As the federal government moves to implement the Affordable Care Act, cost and access concerns are coming to the fore.
As a general proposition, people brace themselves for an increase when it's time to renew their health insurance policies. Annual increases have become as routine as rain in April.
But price hikes will be especially brutal next year, according to a recent report by the Society of Actuaries, because heavy implementation of the Affordable Care Act begins on Jan. 1, 2014.
The society's report predicted that the overwhelming number of this country's 50 states will see double-digit increases for individual health insurance. Members of group insurance plans are not expected to face such substantial increases.
Illinois is among the states to be hardest hit by price increases, an estimated 50.8 percent by 2017. Over that same period, prices are expected to increase 62 percent in California, 80 percent in Ohio, and 20 percent in Florida. A handful of states, like New York, may see price declines.

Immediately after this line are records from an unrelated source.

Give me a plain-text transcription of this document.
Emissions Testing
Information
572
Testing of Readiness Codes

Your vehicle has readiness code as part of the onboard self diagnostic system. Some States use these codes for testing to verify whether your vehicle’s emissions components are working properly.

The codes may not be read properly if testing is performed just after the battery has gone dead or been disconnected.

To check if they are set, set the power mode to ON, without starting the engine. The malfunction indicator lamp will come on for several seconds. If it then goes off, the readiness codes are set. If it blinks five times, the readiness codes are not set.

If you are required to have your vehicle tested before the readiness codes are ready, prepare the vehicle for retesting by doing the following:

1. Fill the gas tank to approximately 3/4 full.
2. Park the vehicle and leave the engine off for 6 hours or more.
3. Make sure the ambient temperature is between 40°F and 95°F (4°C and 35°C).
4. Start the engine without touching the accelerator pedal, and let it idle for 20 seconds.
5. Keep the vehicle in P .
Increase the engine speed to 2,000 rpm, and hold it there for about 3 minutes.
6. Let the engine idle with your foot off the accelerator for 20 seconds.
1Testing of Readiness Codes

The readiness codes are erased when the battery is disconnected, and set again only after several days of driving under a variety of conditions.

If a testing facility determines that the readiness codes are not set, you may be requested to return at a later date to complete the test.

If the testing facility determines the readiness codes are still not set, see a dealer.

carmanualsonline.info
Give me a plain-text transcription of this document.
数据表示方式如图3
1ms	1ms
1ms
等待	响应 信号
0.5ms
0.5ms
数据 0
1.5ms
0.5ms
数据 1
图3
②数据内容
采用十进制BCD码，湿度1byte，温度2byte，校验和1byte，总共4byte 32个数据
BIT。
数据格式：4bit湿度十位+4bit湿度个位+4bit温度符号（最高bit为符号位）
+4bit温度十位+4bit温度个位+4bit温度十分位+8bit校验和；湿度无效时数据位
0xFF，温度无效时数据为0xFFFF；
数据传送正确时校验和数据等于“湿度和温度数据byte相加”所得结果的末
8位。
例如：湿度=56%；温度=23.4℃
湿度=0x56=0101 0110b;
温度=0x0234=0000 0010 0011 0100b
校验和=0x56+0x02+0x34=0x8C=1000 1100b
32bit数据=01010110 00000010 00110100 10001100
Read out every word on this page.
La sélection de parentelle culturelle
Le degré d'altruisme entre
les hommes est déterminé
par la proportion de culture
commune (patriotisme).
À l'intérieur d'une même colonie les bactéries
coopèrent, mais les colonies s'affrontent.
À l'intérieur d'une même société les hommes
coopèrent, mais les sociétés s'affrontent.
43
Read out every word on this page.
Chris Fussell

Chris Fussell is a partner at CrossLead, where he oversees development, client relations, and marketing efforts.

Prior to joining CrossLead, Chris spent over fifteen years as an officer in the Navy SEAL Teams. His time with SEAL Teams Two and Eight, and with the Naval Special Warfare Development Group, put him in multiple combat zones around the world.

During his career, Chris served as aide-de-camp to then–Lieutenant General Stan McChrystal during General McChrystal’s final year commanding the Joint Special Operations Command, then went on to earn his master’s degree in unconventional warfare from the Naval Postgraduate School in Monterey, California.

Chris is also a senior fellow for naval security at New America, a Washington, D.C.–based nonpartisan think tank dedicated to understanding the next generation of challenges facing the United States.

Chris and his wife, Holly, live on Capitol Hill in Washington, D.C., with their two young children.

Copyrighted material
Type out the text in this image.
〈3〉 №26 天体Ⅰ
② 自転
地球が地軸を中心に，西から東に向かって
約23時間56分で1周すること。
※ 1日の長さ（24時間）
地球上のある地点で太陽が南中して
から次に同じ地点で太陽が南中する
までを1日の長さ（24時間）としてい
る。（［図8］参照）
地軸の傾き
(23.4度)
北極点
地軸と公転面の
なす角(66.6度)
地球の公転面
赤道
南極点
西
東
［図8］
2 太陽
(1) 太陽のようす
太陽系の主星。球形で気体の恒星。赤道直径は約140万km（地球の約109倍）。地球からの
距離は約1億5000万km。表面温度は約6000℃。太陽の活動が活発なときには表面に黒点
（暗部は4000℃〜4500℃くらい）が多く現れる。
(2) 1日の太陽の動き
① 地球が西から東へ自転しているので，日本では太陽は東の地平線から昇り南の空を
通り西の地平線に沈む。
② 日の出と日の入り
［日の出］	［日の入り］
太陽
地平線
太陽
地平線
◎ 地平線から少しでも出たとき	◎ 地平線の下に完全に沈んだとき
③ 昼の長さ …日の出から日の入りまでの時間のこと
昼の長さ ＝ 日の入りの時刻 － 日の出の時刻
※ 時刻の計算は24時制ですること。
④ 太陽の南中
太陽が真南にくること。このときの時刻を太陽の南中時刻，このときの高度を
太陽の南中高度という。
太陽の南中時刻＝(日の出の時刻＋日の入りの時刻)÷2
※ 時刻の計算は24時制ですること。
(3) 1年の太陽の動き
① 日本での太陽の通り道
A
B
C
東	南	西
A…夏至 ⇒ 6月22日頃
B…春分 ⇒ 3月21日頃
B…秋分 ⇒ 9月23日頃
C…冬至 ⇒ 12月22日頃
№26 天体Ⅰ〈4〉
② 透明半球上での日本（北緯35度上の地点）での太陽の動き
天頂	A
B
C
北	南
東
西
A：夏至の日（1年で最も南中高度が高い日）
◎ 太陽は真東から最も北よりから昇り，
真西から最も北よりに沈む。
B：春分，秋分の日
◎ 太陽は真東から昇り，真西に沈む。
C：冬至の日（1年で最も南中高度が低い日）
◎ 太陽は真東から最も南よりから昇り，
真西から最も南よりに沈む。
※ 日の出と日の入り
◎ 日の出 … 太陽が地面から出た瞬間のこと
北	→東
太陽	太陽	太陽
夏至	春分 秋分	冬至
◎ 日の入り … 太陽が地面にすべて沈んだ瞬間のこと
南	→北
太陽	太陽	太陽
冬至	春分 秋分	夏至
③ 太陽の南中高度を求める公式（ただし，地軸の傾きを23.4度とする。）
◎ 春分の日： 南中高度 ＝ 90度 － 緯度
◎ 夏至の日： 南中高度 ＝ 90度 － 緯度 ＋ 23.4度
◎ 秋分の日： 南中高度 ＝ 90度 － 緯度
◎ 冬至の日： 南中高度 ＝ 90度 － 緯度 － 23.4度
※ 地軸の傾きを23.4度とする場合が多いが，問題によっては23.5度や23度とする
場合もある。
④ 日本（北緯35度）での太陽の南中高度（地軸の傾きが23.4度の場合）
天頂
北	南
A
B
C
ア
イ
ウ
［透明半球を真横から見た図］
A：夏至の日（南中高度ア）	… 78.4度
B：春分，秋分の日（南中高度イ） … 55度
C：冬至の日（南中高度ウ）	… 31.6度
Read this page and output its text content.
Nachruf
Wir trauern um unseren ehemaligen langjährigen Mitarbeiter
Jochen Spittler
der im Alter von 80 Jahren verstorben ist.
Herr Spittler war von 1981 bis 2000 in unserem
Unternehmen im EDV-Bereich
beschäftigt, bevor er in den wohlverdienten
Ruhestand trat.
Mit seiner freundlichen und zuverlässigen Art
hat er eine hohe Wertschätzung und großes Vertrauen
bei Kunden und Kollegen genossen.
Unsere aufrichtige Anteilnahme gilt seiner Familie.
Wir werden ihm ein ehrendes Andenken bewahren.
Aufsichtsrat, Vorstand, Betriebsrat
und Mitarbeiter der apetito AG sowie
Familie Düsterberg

There is no question that the Affordable Care Act, known popularly as Obamacare, will reduce the number of uninsured. The report estimated the number of currently uninsured will fall from 52.4 million to 32.4 million as people take advantage of a variety of options to obtain health insurance, including enrolling in Medicaid and purchasing insurance from new health insurance exchanges.
However, aside from rising prices, it's hard to anticipate the specific outcomes.
For instance, some people may opt to defy federal law and not purchase health insurance, preferring instead to pay a nominal fine for failing to do so.
Rather than pay higher rates, employers also may opt to pay fines that would be less than their employee health insurance costs, forcing employees to find insurance on their own.
Curiously, Obamacare provides perverse incentives that encourage both individuals and employers not to purchase insurance for themselves or their employees by making fines less costly than insurance.
Some have speculated that's because the real intent of the legislation is to move the country gradually to a government-run health care system, similar to those in Canada or Great Britain. But that is just speculation.
All that is certain right now is the uncertainty surrounding the implementation of Obamacare.
But the signs are not encouraging, particularly with respect to cost and service providers.
The U.S. Senate last week expressed its symbolic support for repealing one of the key sources of financing Obamacare, a tax on the gross receipts of medical device makers. People can look forward to a big fight on the issue between President Obama and bipartisan majorities in the House and Senate.
Further, surveys indicate that many doctors are preferring to work less or retire rather than dealing with the sea changes required under this vast expansion of government control of the health care system. According to National Review, a 2012 survey of nearly 14,000 physicians shows a "silent exodus of physicians from the work force."
"Physicians are working fewer hours, seeing fewer patients and limiting access to their practices," according to the survey, which went so far as to predict that the equivalent of 44,000 doctors will leave the work force.
Perhaps things won't work out as expected. Perhaps President Obama's uniformly positive predictions of life under Obamacare will be realized. Everyone should hope so because the alternative theories posed in reports like the one from the Society for Actuaries are almost uniformly unpalatable.